Protivoleptospirozny immunoglobulin (gamma globulin) is administered after prior desensitization. On the first day, 0.1 ml of the diluted (1:10) immunoglobulin is injected under the skin, after 30 minutes, 0.7 ml of the diluted (1:10) immunoglobulin is injected under the skin and after another 30 min – 10 ml of the undiluted immunoglobulin intramuscularly. On the 2nd and 3rd days of treatment, 5 ml is administered (for severe forms, 10 ml each) of the undiluted immunoglobulin intramuscularly. Assign a complex of vitamins, symptomatic treatment. With the development of acute renal failure conduct a complex of appropriate therapeutic measures.
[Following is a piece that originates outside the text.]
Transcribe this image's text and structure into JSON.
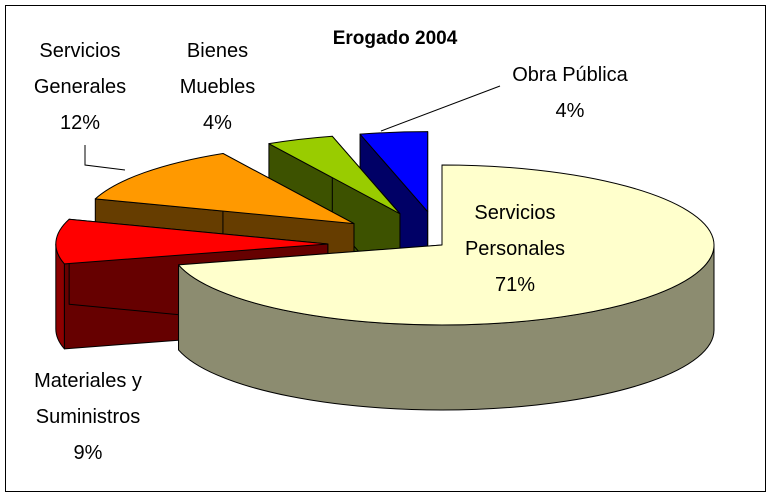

Forecast. The outcome of the disease depends on the severity of the clinical form. In the United States for 1974-1981 mortality averaged 7.1% (from 2.5 to 16.4%), with icteric forms it ranged from 15 to 48%, and for men over 50 years of age it was 56%.
Prevention of Leptospirosis
Protection of water sources from pollution. Stitched products from rodents.
Vaccination of animals. According to epidemiological indications, people may be vaccinated. Patients are not dangerous to others.